「事務所訪問」


 高須先生の事務所を訪問することになった。普通に生活していれば法律事務所へ行く機会などそうあるものではなく、どちらかといえば、法律事務所はあまりお世話になりたくない所である。しかし、今回は見学という形で事務所へ行くことができ、先生がどのような所で仕事をなさっているのか以前から興味があったので、とても楽しみにしていました。

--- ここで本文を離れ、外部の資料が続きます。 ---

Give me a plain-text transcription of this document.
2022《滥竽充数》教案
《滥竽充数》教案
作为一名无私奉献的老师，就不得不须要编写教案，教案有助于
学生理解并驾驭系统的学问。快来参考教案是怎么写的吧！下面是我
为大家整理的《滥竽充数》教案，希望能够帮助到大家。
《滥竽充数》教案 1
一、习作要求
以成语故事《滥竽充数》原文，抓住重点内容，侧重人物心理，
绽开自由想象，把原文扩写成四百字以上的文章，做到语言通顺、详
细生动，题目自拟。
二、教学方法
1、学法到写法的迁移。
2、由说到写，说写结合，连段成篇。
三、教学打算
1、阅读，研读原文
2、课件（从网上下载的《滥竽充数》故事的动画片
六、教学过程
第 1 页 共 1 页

 先生の事務所は虎ノ門にあります。阪神タイガースのファンだからという理由で、事務所を虎ノ門に置いたと先生はおっしゃっていたが、本当であろうか。

 駅から5分ほどで、事務所のあるビルに着いた。入口では噂どうり、いかついガードマンが目を光らせていた。エレベーターを降りてすぐ左の所に先生の事務所はあった。あいにく先生は外出中だったので、中の会議室らしき所で麦茶をいただきながら先生の帰りを待った。

 一般的な法律事務所のイメージとしては、「敷居が高い」であるとか、「分厚い法律書がたくさん並んでいる」といったところではないだろうか。確かに、先生の事務所にも分厚い法律書が並んでいるが、先生曰く、あまり使っていないそうで、これなら豪華なカバーの中身はマンガや新聞紙でも良いのではないかと、ついつい思ってしまう。また、敷居が高いといったイメージは先生の事務所には全くなく、誰でも気軽に相談に行けそうな雰囲気がありました。

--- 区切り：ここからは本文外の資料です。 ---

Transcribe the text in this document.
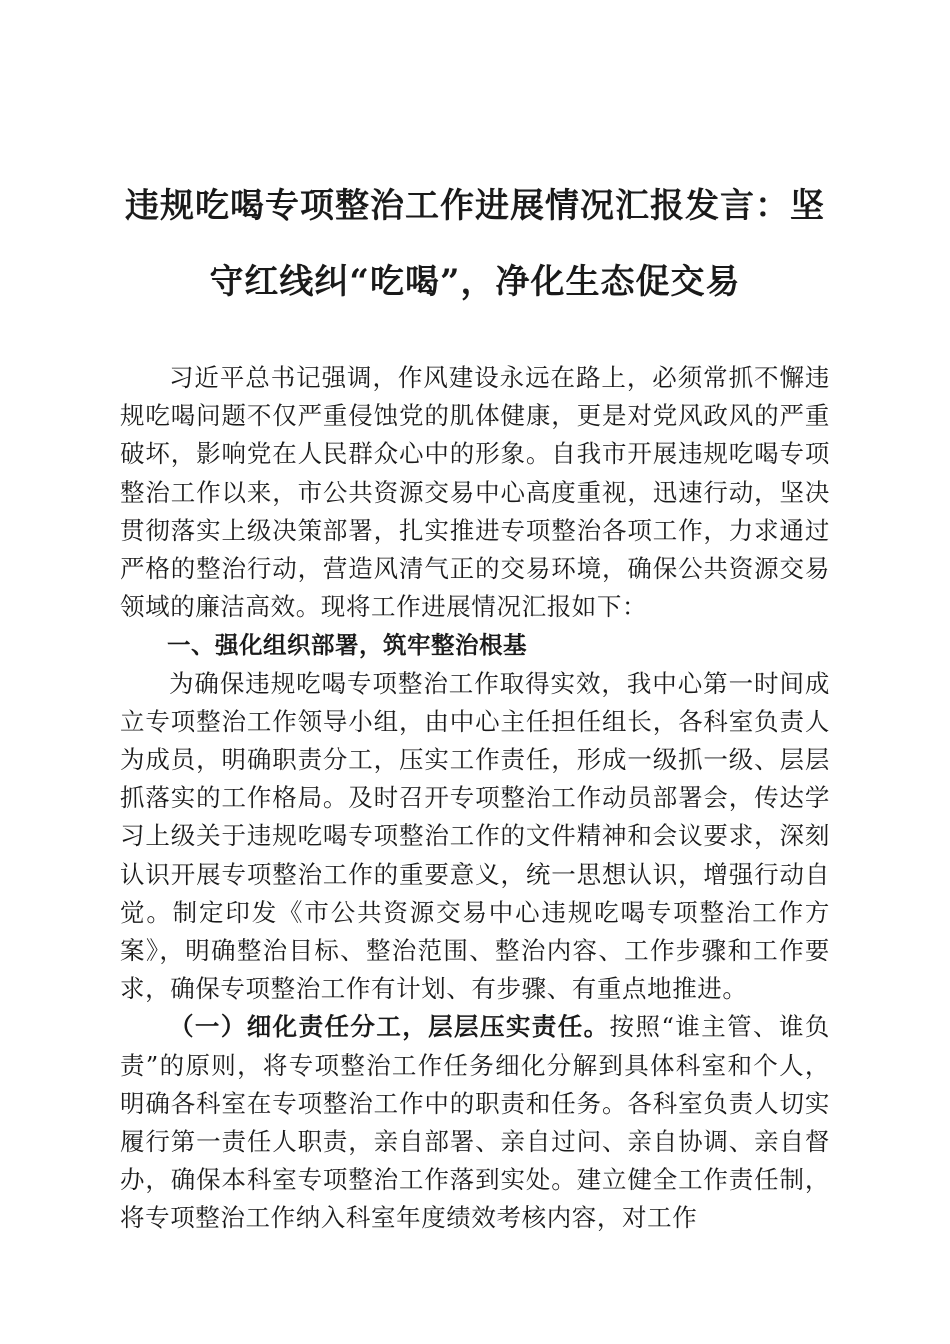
违规吃喝专项整治工作进展情况汇报发言：坚守红线纠“吃喝”，净化生态促交易

习近平总书记强调，作风建设永远在路上，必须常抓不懈违规吃喝问题不仅严重侵蚀党的肌体健康，更是对党风政风的严重破坏，影响党在人民群众心中的形象。自我市开展违规吃喝专项整治工作以来，市公共资源交易中心高度重视，迅速行动，坚决贯彻落实上级决策部署，扎实推进专项整治各项工作，力求通过严格的整治行动，营造风清气正的交易环境，确保公共资源交易领域的廉洁高效。现将工作进展情况汇报如下：

一、强化组织部署，筑牢整治根基

为确保违规吃喝专项整治工作取得实效，我中心第一时间成立专项整治工作领导小组，由中心主任担任组长，各科室负责人为成员，明确职责分工，压实工作责任，形成一级抓一级、层层抓落实的工作格局。及时召开专项整治工作动员部署会，传达学习上级关于违规吃喝专项整治工作的文件精神和会议要求，深刻认识开展专项整治工作的重要意义，统一思想认识，增强行动自觉。制定印发《市公共资源交易中心违规吃喝专项整治工作方案》，明确整治目标、整治范围、整治内容、工作步骤和工作要求，确保专项整治工作有计划、有步骤、有重点地推进。

（一）细化责任分工，层层压实责任。按照“谁主管、谁负责”的原则，将专项整治工作任务细化分解到具体科室和个人，明确各科室在专项整治工作中的职责和任务。各科室负责人切实履行第一责任人职责，亲自部署、亲自过问、亲自协调、亲自督办，确保本科室专项整治工作落到实处。建立健全工作责任制，将专项整治工作纳入科室年度绩效考核内容，对工作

 先生が戻ってこられて、事務所の中を一通り案内していただいた。くわしくは覚えていないが、まず受付があり、その右側に応接室、その奧に高林先生の執務室があり、その左に高須先生の執務室、その手前に会議室らしき所があり、事務所の中をぐるっと一回りできるようになっていたと思う。また、書棚には、法律書や判例集がずらりと並んでおり、その他の棚には、書類などがきちんと整理されてい・・・。

 一通り事務所を案内していただいた後、ビルの近くの飲み屋でごちそうになり、事務所訪問に来たのか飲みに来たのかわからなくなりつつ、帰路についた。